Лицо его, еще только что горевшее суровым пылом, погасло снова, и его опасная любимая мысль показалась ему смешной. Словно взглянув в распахнутое вдруг окно, он почувствовал, что его окружало в действительности: пушки, европейские дела. Просто представить себе нельзя было, чтобы люди, которые так жили, могли когда-нибудь сойтись для обдуманного ориентирования своей духовной судьбы, и Ульриху пришлось признать, что история тоже никогда не развивалась путем такой планомерной связи идей, какая возможна разве что в уме отдельного человека, а вершилась всегда так расточительно и опустошительно, словно ее швырнул на стол кулак какого-то грубого игрока. Ему стало даже немного стыдно. Все, что он в этот час передумал, подозрительно напомнило некий «Опрос для принятия директивного решения и определения желаний заинтересованных кругов населения», да и сам факт, что он вообще морализировал, этот теоретический способ думать, рассматривающий природу при свете свечей, показался ему совершенно неестественным: ведь человек простой, привыкший к солнечному свету, всегда шагает только к ближайшему и никогда не задается никаким другим вопросом, кроме одного, вполне определенного: может ли он совершить этот шаг и рискнуть совершить его.

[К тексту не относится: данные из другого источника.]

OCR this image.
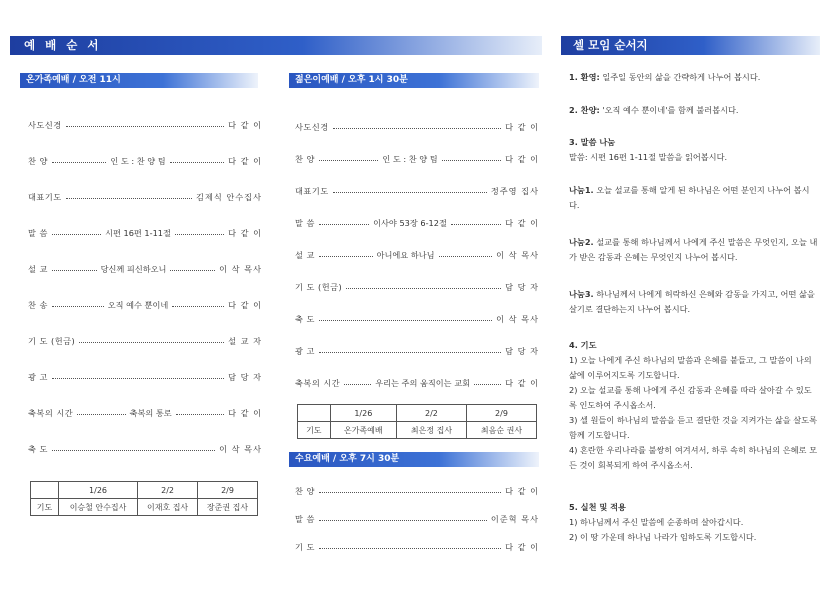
예 배 순 서	셀 모임 순서지
온가족예배 / 오전 11시
사도신경	다 같 이
찬 양	인 도 : 찬 양 팀	다 같 이
대표기도	김제식 안수집사
말 씀	시편 16편 1-11절	다 같 이
설 교	당신께 피신하오니	이 삭 목사
찬 송	오직 예수 뿐이네	다 같 이
기 도 (헌금)	설 교 자
광 고	담 당 자
축복의 시간	축복의 통로	다 같 이
축 도	이 삭 목사
	1/26	2/2	2/9
기도	이승철 안수집사	이재호 집사	장준권 집사
젊은이예배 / 오후 1시 30분
사도신경	다 같 이
찬 양	인 도 : 찬 양 팀	다 같 이
대표기도	정주영 집사
말 씀	이사야 53장 6-12절	다 같 이
설 교	아니에요 하나님	이 삭 목사
기 도 (헌금)	담 당 자
축 도	이 삭 목사
광 고	담 당 자
축복의 시간	우리는 주의 움직이는 교회	다 같 이
	1/26	2/2	2/9
기도	온가족예배	최은정 집사	최음순 권사
수요예배 / 오후 7시 30분
찬 양	다 같 이
말 씀	이준혁 목사
기 도	다 같 이
1. 환영: 일주일 동안의 삶을 간략하게 나누어 봅시다.
2. 찬양: '오직 예수 뿐이네'를 함께 불러봅시다.
3. 말씀 나눔
말씀: 시편 16편 1-11절 말씀을 읽어봅시다.
나눔1. 오늘 설교를 통해 알게 된 하나님은 어떤 분인지 나누어 봅시다.
나눔2. 설교를 통해 하나님께서 나에게 주신 말씀은 무엇인지, 오늘 내가 받은 감동과 은혜는 무엇인지 나누어 봅시다.
나눔3. 하나님께서 나에게 허락하신 은혜와 감동을 가지고, 어떤 삶을 살기로 결단하는지 나누어 봅시다.
4. 기도
1) 오늘 나에게 주신 하나님의 말씀과 은혜를 붙들고, 그 말씀이 나의 삶에 이루어지도록 기도합니다.
2) 오늘 설교를 통해 나에게 주신 감동과 은혜를 따라 살아갈 수 있도록 인도하여 주시옵소서.
3) 셀 원들이 하나님의 말씀을 듣고 결단한 것을 지켜가는 삶을 살도록 함께 기도합니다.
4) 혼란한 우리나라를 불쌍히 여겨셔서, 하루 속히 하나님의 은혜로 모든 것이 회복되게 하여 주시옵소서.
5. 실천 및 적용
1) 하나님께서 주신 말씀에 순종하며 살아갑시다.
2) 이 땅 가운데 하나님 나라가 임하도록 기도합시다.
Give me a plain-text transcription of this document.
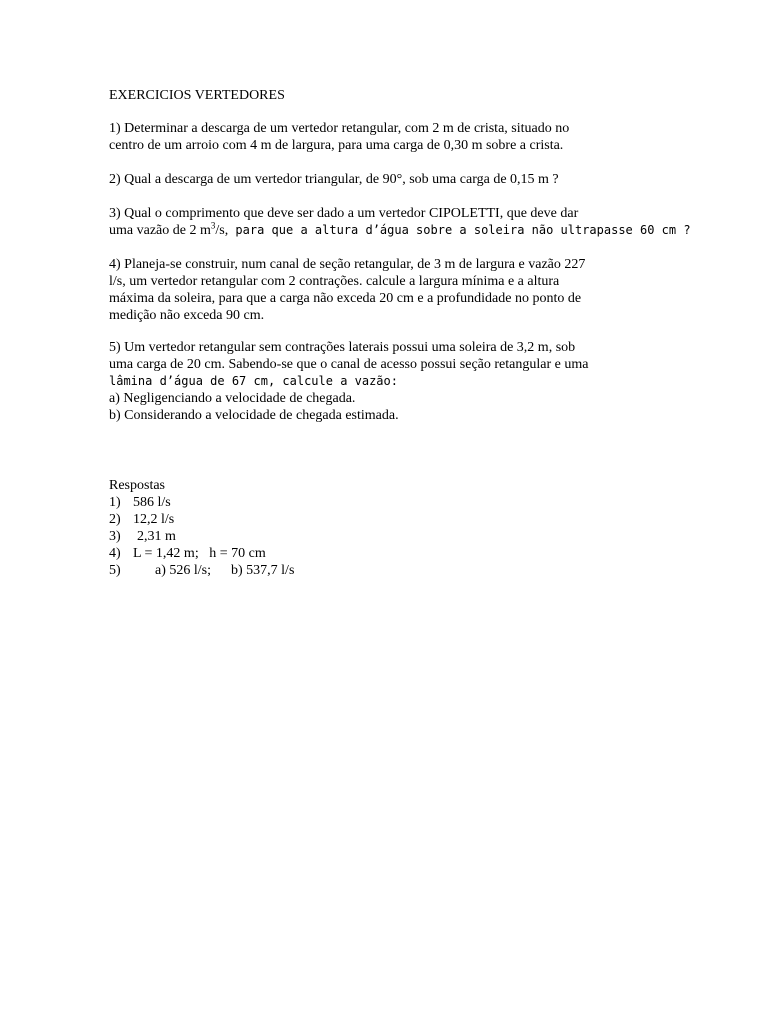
EXERCICIOS VERTEDORES
1) Determinar a descarga de um vertedor retangular, com 2 m de crista, situado no
centro de um arroio com 4 m de largura, para uma carga de 0,30 m sobre a crista.
2) Qual a descarga de um vertedor triangular, de 90°, sob uma carga de 0,15 m ?
3) Qual o comprimento que deve ser dado a um vertedor CIPOLETTI, que deve dar
uma vazão de 2 $m^3/s$, para que a altura d’água sobre a soleira não ultrapasse 60 cm ?
4) Planeja-se construir, num canal de seção retangular, de 3 m de largura e vazão 227
l/s, um vertedor retangular com 2 contrações. calcule a largura mínima e a altura
máxima da soleira, para que a carga não exceda 20 cm e a profundidade no ponto de
medição não exceda 90 cm.
5) Um vertedor retangular sem contrações laterais possui uma soleira de 3,2 m, sob
uma carga de 20 cm. Sabendo-se que o canal de acesso possui seção retangular e uma
lâmina d’água de 67 cm, calcule a vazão:
a) Negligenciando a velocidade de chegada.
b) Considerando a velocidade de chegada estimada.
Respostas
1) 586 l/s
2) 12,2 l/s
3)	2,31 m
4) L = 1,42 m;   h = 70 cm
5)	a) 526 l/s;	b) 537,7 l/s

Теперь мысли Ульриха снова потекли от общего к нему самому, и он почувствовал, что значит для него сестра. Ей показал он то дивное и неограниченное, то невероятное и позабываемое состояние, когда все — одно сплошное «да». То состояние, когда ты не способен ни на какое духовное движение, кроме нравственного, и, значит, то единственное, когда мораль непрерывна, даже если это заключается лишь в том, что все действия теряют почву и как бы парят. И ведь Агата не сделала ничего, кроме того, что протянула к этому руку. Она была человеком, который протягивает руку, и на место размышлений Ульриха пришли тела и образы реального мира. Все, что он думал, показалось ему теперь лишь отсрочкой и переходом. Он хотел «поглядеть», что выйдет из выдумки Агаты, и сейчас ему было совершенно безразлично, что этот таинственный посул начался с неблаговидного по обычным понятиям поступка. Можно было лишь подождать и посмотреть, окажется ли тут мораль «взлета и падения» так же применима, как простая мораль честности. И он вспомнил страстный вопрос сестры, верит ли он сам в то, что ей рассказывает, но и сейчас так же не смог ответить на Него утвердительно, как тогда. Он признался себе, что ждет Агату, чтобы ответить на этот вопрос.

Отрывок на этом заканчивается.